The cross is the surgical instrument of God to bring that separation from our Earthly families to join us to our Heavenly family. Those who do not embrace the cross on a daily basis, remain pulled between the two worlds of heaven and earth. If you want to know the Fatherhood of God in a more intimate way, you have to let the cross turn you into an orphan

I would love to hear from readers their point of view on this topic. How did you know that God was your real father? If you do not know this, then why do you think otherwise?

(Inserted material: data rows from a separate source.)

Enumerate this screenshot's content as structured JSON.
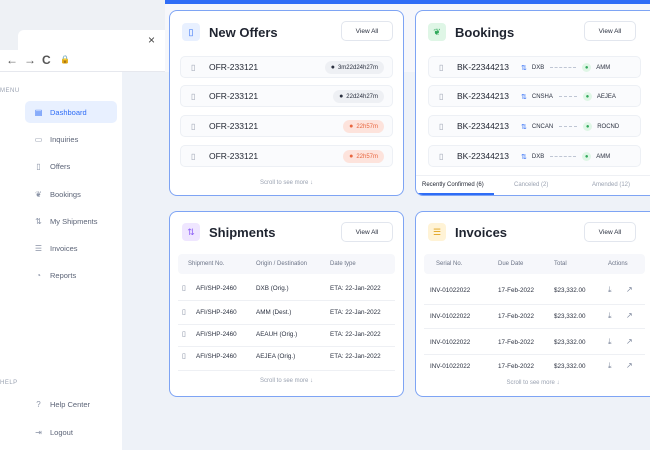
{
  "browser": {
    "tab_close": "×",
    "back": "←",
    "forward": "→",
    "reload": "C",
    "lock": "🔒"
  },
  "sidebar": {
    "menu_label": "MENU",
    "help_label": "HELP",
    "items": [
      {
        "label": "Dashboard",
        "icon": "dashboard-icon",
        "active": true
      },
      {
        "label": "Inquiries",
        "icon": "chat-icon",
        "active": false
      },
      {
        "label": "Offers",
        "icon": "document-icon",
        "active": false
      },
      {
        "label": "Bookings",
        "icon": "leaf-icon",
        "active": false
      },
      {
        "label": "My Shipments",
        "icon": "transfer-icon",
        "active": false
      },
      {
        "label": "Invoices",
        "icon": "list-icon",
        "active": false
      },
      {
        "label": "Reports",
        "icon": "pie-chart-icon",
        "active": false
      }
    ],
    "help_items": [
      {
        "label": "Help Center",
        "icon": "help-icon"
      },
      {
        "label": "Logout",
        "icon": "logout-icon"
      }
    ]
  },
  "offers": {
    "title": "New Offers",
    "view_all": "View All",
    "scroll_more": "Scroll to see more",
    "rows": [
      {
        "id": "OFR-233121",
        "timer": "3m22d24h27m",
        "urgent": false
      },
      {
        "id": "OFR-233121",
        "timer": "22d24h27m",
        "urgent": false
      },
      {
        "id": "OFR-233121",
        "timer": "22h57m",
        "urgent": true
      },
      {
        "id": "OFR-233121",
        "timer": "22h57m",
        "urgent": true
      }
    ]
  },
  "bookings": {
    "title": "Bookings",
    "view_all": "View All",
    "rows": [
      {
        "id": "BK-22344213",
        "from": "DXB",
        "to": "AMM"
      },
      {
        "id": "BK-22344213",
        "from": "CNSHA",
        "to": "AEJEA"
      },
      {
        "id": "BK-22344213",
        "from": "CNCAN",
        "to": "ROCND"
      },
      {
        "id": "BK-22344213",
        "from": "DXB",
        "to": "AMM"
      }
    ],
    "tabs": [
      "Recently Confirmed (6)",
      "Canceled (2)",
      "Amended (12)"
    ]
  },
  "shipments": {
    "title": "Shipments",
    "view_all": "View All",
    "scroll_more": "Scroll to see more",
    "headers": [
      "Shipment No.",
      "Origin / Destination",
      "Date type"
    ],
    "rows": [
      [
        "AFI/SHP-2460",
        "DXB (Orig.)",
        "ETA: 22-Jan-2022"
      ],
      [
        "AFI/SHP-2460",
        "AMM (Dest.)",
        "ETA: 22-Jan-2022"
      ],
      [
        "AFI/SHP-2460",
        "AEAUH (Orig.)",
        "ETA: 22-Jan-2022"
      ],
      [
        "AFI/SHP-2460",
        "AEJEA (Orig.)",
        "ETA: 22-Jan-2022"
      ]
    ]
  },
  "invoices": {
    "title": "Invoices",
    "view_all": "View All",
    "scroll_more": "Scroll to see more",
    "headers": [
      "Serial No.",
      "Due Date",
      "Total",
      "Actions"
    ],
    "rows": [
      [
        "INV-01022022",
        "17-Feb-2022",
        "$23,332.00"
      ],
      [
        "INV-01022022",
        "17-Feb-2022",
        "$23,332.00"
      ],
      [
        "INV-01022022",
        "17-Feb-2022",
        "$23,332.00"
      ],
      [
        "INV-01022022",
        "17-Feb-2022",
        "$23,332.00"
      ]
    ]
  },
  "colors": {
    "accent": "#2f6df6",
    "warn": "#e8663f",
    "success": "#2fa85a"
  }
}
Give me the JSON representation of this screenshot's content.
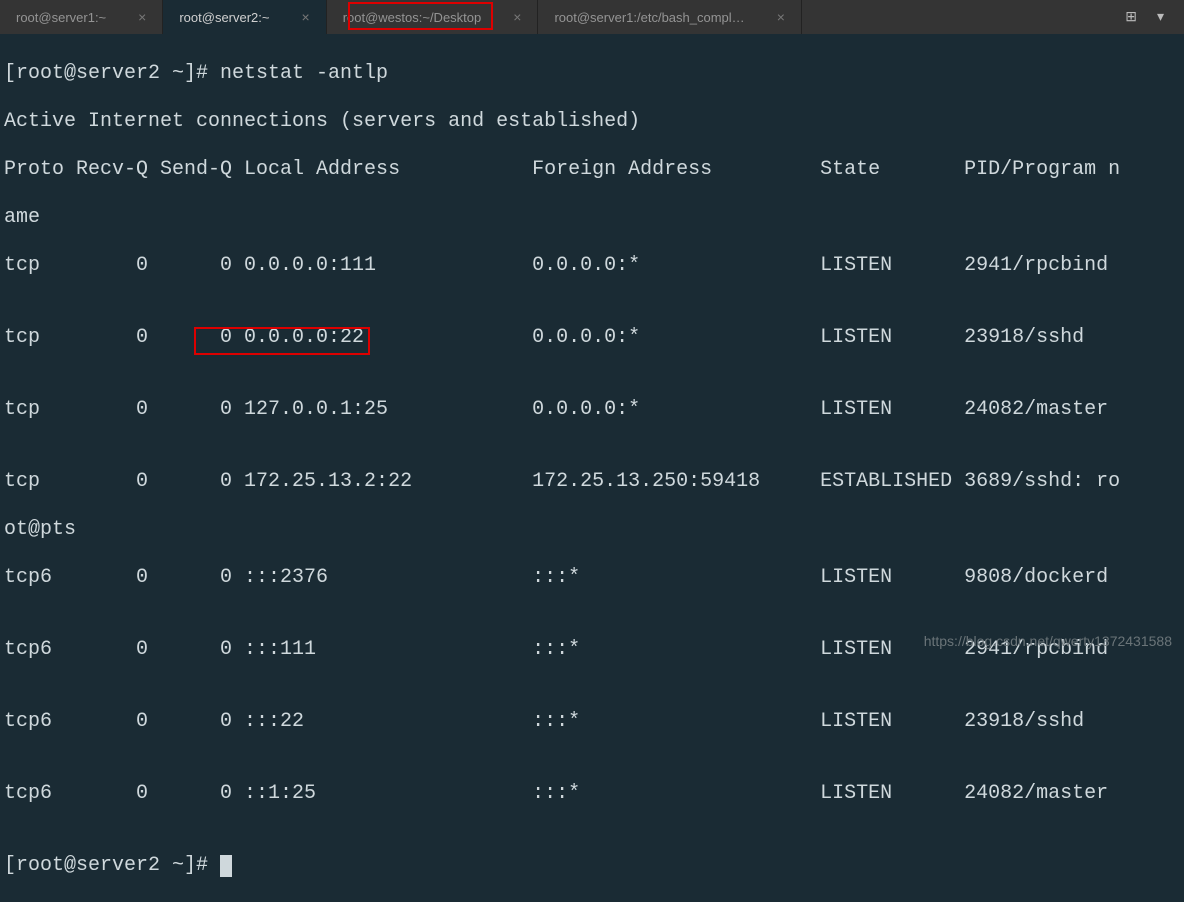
{
  "tabs": [
    {
      "label": "root@server1:~"
    },
    {
      "label": "root@server2:~"
    },
    {
      "label": "root@westos:~/Desktop"
    },
    {
      "label": "root@server1:/etc/bash_compl…"
    }
  ],
  "prompt1": "[root@server2 ~]# netstat -antlp",
  "header_line": "Active Internet connections (servers and established)",
  "columns_line1": "Proto Recv-Q Send-Q Local Address           Foreign Address         State       PID/Program n",
  "columns_line2": "ame",
  "rows": [
    "tcp        0      0 0.0.0.0:111             0.0.0.0:*               LISTEN      2941/rpcbind",
    "",
    "tcp        0      0 0.0.0.0:22              0.0.0.0:*               LISTEN      23918/sshd",
    "",
    "tcp        0      0 127.0.0.1:25            0.0.0.0:*               LISTEN      24082/master",
    "",
    "tcp        0      0 172.25.13.2:22          172.25.13.250:59418     ESTABLISHED 3689/sshd: ro",
    "ot@pts",
    "tcp6       0      0 :::2376                 :::*                    LISTEN      9808/dockerd",
    "",
    "tcp6       0      0 :::111                  :::*                    LISTEN      2941/rpcbind",
    "",
    "tcp6       0      0 :::22                   :::*                    LISTEN      23918/sshd",
    "",
    "tcp6       0      0 ::1:25                  :::*                    LISTEN      24082/master",
    ""
  ],
  "prompt2": "[root@server2 ~]# ",
  "watermark": "https://blog.csdn.net/qwerty1372431588"
}
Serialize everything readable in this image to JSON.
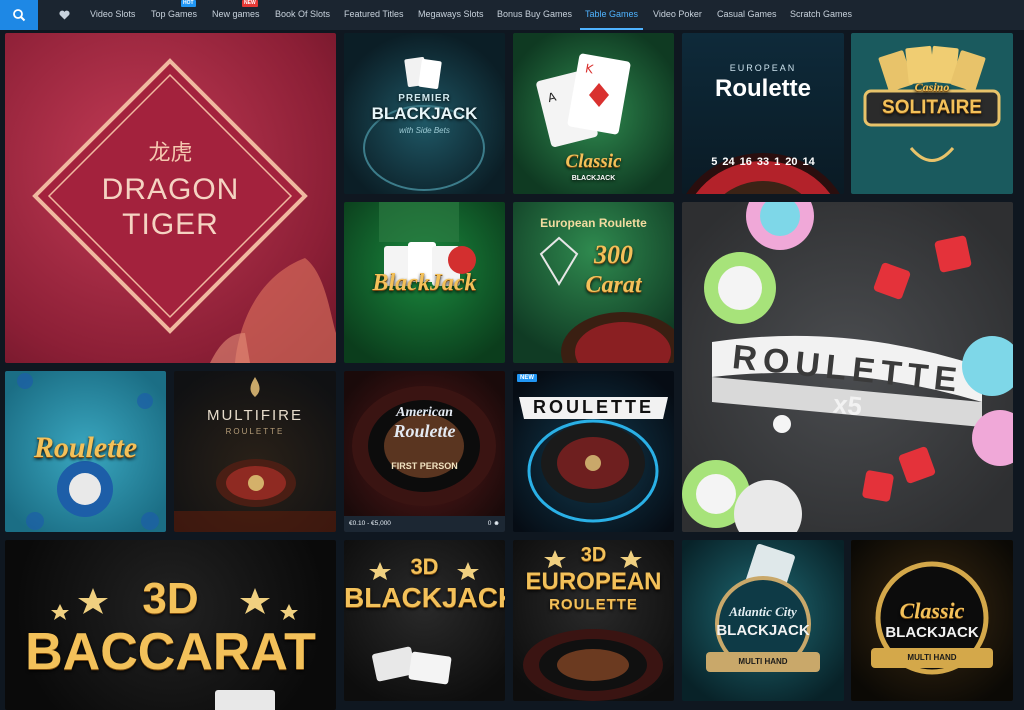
{
  "nav": {
    "items": [
      {
        "label": "Video Slots"
      },
      {
        "label": "Top Games",
        "badge": "HOT"
      },
      {
        "label": "New games",
        "badge": "NEW"
      },
      {
        "label": "Book Of Slots"
      },
      {
        "label": "Featured Titles"
      },
      {
        "label": "Megaways Slots"
      },
      {
        "label": "Bonus Buy Games"
      },
      {
        "label": "Table Games",
        "active": true
      },
      {
        "label": "Video Poker"
      },
      {
        "label": "Casual Games"
      },
      {
        "label": "Scratch Games"
      }
    ],
    "icons": {
      "search": "search-icon",
      "favorites": "heart-icon"
    },
    "colors": {
      "bar": "#1b2530",
      "accent": "#1e88e5",
      "active": "#4fb3ff",
      "hot": "#2196f3",
      "new": "#e53935"
    }
  },
  "games": {
    "dragon_tiger": {
      "line1": "龙虎",
      "line2": "DRAGON",
      "line3": "TIGER"
    },
    "premier_blackjack": {
      "line1": "PREMIER",
      "line2": "BLACKJACK",
      "line3": "with Side Bets"
    },
    "classic_blackjack": {
      "line1": "Classic",
      "line2": "BLACKJACK"
    },
    "european_roulette": {
      "line1": "EUROPEAN",
      "line2": "Roulette",
      "wheel_numbers": [
        "5",
        "24",
        "16",
        "33",
        "1",
        "20",
        "14"
      ]
    },
    "casino_solitaire": {
      "line1": "Casino",
      "line2": "SOLITAIRE"
    },
    "blackjack": {
      "line1": "BlackJack"
    },
    "european_roulette_300": {
      "line1": "European Roulette",
      "line2": "300",
      "line3": "Carat"
    },
    "roulette_x5": {
      "line1": "ROULETTE",
      "line2": "x5"
    },
    "roulette": {
      "line1": "Roulette"
    },
    "multifire_roulette": {
      "line1": "MULTIFIRE",
      "line2": "ROULETTE"
    },
    "american_roulette": {
      "line1": "American",
      "line2": "Roulette",
      "line3": "FIRST PERSON",
      "limits": "€0.10 - €5,000",
      "players": "0"
    },
    "roulette_new": {
      "badge": "NEW",
      "line1": "ROULETTE"
    },
    "baccarat_3d": {
      "line1": "3D",
      "line2": "BACCARAT"
    },
    "blackjack_3d": {
      "line1": "3D",
      "line2": "BLACKJACK"
    },
    "european_roulette_3d": {
      "line1": "3D",
      "line2": "EUROPEAN",
      "line3": "ROULETTE"
    },
    "atlantic_city": {
      "line1": "Atlantic City",
      "line2": "BLACKJACK",
      "line3": "MULTI HAND"
    },
    "classic_multihand": {
      "line1": "Classic",
      "line2": "BLACKJACK",
      "line3": "MULTI HAND"
    }
  }
}
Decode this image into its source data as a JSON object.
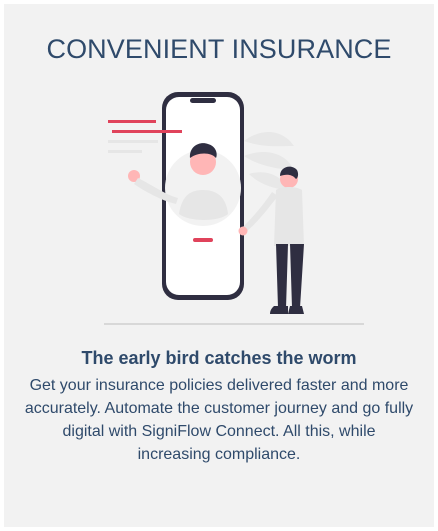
{
  "card": {
    "title": "CONVENIENT INSURANCE",
    "illustration_name": "person-with-phone-illustration",
    "subtitle": "The early bird catches the worm",
    "description": "Get your insurance policies delivered faster and more accurately. Automate the customer journey and go fully digital with SigniFlow Connect. All this, while increasing compliance."
  },
  "colors": {
    "background": "#f2f2f2",
    "text": "#2f4a6b",
    "accent": "#e0435b",
    "phone_frame": "#2f2e41"
  }
}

4 to “A Father to the Fatherless”

  1. We are now in a pandemic of fatherlessness. Understanding what the conditions are of an orphan heart and the process for inner healing is of utmost importance. It is all about establishing an intimate relationship with the Father. Having an experiential encounter of the Father’s love. This message is so important for all generations and that is why I wrote the book “My Father, My Son, Healing the Orphan Heart with the Father’s Love” available on Amazon.com. Bruce Brodowski

  2. Alexander says:

    Bruce,
    Your comment barely addresses my blog and is a shameless plug for your own book. However, I still approved and published your comment because you are still generally on topic of the post. But our points are at odds with one another. I am arguing that it is necessary to see you self as an orphan before you will see that God has been your father all along. Your title seems to imply that having an orphan heart is a bad thing, and I see it as a good thing instead.

  3. Ashley says:

    Dear Alexander

    What you said about many brothers in christ not understanding the relation of god being there father is like you said they do not think of themselves as orphan. They have a living father and hence they do not consider themselves as orphan, but when their living father does not act like a father to them is that they start to think like an orphan and really lean on god as their father. I too am from a broken home and being a hindu my father disowned me when he learnt I had accepted Jesus as my savior. So then I was all on my own, I had no where to look to other than my lord, and I guess that is the reason for my growth too, for when you have no other person to help you, you rely completely on god. In truth the verse that man has to leave his family in order to follow god makes real sense, we have to learn to take our eyes off of our family and place it on god for everything. That is when we are in real sense following Jesus.

  4. Alexander says:

    Thank you for your comment. I do not believe that God causes any harm to families, and would prefer families remain intact while all still come to Him. But I am convinced that God uses the harm we create ourselves, and the brokenness this fallen world causes in people as a means for people to come to Him. Thanks again.